By External Source
GENEVA, Sep 27 2019 – “Six years after initiating my term as Special Rapporteur, it is sobering to say that the way to freedom from slavery remains long in spite of the legal abolition of slavery worldwide,” said UN expert on contemporary forms of slavery, Urmila Bhoola.
“Clearly, preventing and addressing slavery is not as simple as declaring it to be illegal but much more can and must be done to end slavery by 2030.”
According to the International Labour Organization, over 40 million are enslaved around the world. While presenting her latest report to the Human Rights Council in Geneva, Bhoola pointed out that servitude will likely increase as the world faces rapid changes in the workplace, environmental degradation, migration and demographic shifts.
“Slavery is economically clearly unprofitable; it leads to broader public health costs, productivity losses, negative environmental externalities and lost income,”

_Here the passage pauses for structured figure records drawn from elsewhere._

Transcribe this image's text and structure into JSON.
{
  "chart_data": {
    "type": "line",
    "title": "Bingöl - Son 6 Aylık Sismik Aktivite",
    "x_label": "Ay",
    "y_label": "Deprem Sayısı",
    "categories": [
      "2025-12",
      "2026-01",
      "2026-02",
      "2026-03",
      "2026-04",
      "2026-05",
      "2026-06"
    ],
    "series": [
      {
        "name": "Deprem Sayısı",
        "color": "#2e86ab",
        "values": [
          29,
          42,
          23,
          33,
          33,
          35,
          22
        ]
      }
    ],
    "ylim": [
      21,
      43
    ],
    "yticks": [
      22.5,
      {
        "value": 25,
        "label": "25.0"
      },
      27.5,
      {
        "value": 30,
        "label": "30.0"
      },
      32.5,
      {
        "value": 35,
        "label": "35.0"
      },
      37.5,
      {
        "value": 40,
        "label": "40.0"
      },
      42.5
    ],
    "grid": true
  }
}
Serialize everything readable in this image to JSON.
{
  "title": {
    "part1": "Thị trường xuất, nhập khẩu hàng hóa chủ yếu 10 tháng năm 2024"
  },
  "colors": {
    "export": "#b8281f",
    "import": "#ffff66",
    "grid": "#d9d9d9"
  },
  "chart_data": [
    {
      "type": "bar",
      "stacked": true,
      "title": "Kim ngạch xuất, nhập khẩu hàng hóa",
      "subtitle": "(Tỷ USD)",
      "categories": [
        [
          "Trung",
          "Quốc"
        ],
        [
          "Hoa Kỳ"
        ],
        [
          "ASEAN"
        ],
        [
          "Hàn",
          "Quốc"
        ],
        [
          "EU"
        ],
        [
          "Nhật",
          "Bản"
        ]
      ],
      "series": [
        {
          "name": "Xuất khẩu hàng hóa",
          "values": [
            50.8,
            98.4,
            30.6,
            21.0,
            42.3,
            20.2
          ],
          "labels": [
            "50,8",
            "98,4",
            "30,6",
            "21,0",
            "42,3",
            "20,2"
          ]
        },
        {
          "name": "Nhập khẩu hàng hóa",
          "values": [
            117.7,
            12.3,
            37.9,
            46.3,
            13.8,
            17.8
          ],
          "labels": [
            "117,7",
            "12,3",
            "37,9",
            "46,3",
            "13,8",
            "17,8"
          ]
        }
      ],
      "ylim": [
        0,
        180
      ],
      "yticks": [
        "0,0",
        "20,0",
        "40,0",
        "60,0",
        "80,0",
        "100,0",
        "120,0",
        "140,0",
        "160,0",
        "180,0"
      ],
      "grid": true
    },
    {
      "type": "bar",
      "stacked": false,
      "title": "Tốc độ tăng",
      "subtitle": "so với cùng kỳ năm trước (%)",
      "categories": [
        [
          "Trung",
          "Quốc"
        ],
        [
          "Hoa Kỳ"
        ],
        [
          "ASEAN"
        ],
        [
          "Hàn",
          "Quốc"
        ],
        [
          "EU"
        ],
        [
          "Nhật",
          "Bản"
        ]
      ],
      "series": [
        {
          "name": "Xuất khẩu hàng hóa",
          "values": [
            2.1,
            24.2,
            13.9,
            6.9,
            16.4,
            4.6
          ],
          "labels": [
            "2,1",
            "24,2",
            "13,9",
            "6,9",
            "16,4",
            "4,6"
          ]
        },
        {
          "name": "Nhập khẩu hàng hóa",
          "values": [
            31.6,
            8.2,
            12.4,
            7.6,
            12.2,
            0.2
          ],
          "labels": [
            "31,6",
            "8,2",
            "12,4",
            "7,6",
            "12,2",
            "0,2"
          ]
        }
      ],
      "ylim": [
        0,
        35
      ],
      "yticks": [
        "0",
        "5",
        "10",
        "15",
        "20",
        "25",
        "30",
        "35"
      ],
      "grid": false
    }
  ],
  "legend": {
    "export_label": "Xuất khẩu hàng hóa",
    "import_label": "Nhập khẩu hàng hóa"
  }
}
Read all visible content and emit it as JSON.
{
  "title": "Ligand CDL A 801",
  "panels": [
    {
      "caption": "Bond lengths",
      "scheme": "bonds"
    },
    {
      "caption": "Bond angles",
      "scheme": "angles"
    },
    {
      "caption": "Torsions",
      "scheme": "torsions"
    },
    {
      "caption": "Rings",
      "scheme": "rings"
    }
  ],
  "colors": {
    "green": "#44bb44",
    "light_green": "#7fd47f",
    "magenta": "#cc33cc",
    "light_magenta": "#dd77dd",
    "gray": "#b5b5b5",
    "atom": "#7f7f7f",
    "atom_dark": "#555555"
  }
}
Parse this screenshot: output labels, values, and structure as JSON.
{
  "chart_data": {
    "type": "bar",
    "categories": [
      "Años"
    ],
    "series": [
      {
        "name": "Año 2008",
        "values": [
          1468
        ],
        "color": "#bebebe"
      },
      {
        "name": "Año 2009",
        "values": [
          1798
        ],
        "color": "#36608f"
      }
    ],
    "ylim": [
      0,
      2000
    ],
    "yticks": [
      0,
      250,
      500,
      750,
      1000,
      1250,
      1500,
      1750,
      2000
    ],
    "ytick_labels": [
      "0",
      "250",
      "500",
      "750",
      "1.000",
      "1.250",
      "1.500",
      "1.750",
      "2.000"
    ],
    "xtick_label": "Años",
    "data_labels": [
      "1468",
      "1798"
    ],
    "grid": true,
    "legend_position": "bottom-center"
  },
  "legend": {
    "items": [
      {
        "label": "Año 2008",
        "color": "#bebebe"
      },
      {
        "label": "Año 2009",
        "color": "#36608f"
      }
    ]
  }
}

Urmila Bhoola, UN expert on contemporary forms of slavery
She further indicated that over 64 percent of those enslaved work in the private sector, a quarter of global servitude is of children, and a chocking 98 percent of enslaved women and girls have endured sexual violence.
People in the informal sector, which represents 90 percent of the workforce in developing countries, are at higher risk of being exploited or enslaved, Bhoola added.
“By 2030, some 85 percent of the more than 25 million young people entering the labour force globally will be in developing and emerging countries. Their perspectives to access jobs offering decent work will determine their level of vulnerability to exploitation, including slavery,” Bhoola said.
The figures she presented were a “wake-up call” for countries to prepare themselves to tackle slavery more effectively as “10,000 would need to be freed each day if we are to eradicate contemporary forms of slavery by 2030,” she added quoting recent figures from the NGO Walk Free.
Bhoola said that some States had already elected to exclude from public contracts suppliers whose supply chain presented risks of slavery. Other Governments were using anti-money laundering systems to encourage companies to prevent proceeds of slavery from entering the financial system.
The expert regretted, however, that efforts to end slavery had been insufficient. She pointed out that convictions against perpetrators and their risk to face justice remain minimal.
“Slavery is economically clearly unprofitable; it leads to broader public health costs, productivity losses, negative environmental externalities and lost income,” Bhoola stressed, proposing a new approach against slavery that is “systematic, scientific, strategic, sustainable, survivor-informed and smart.”
Bhoola urged States to commit more resources to end slavery, and adopt and implement public policies that effectively address that scourge.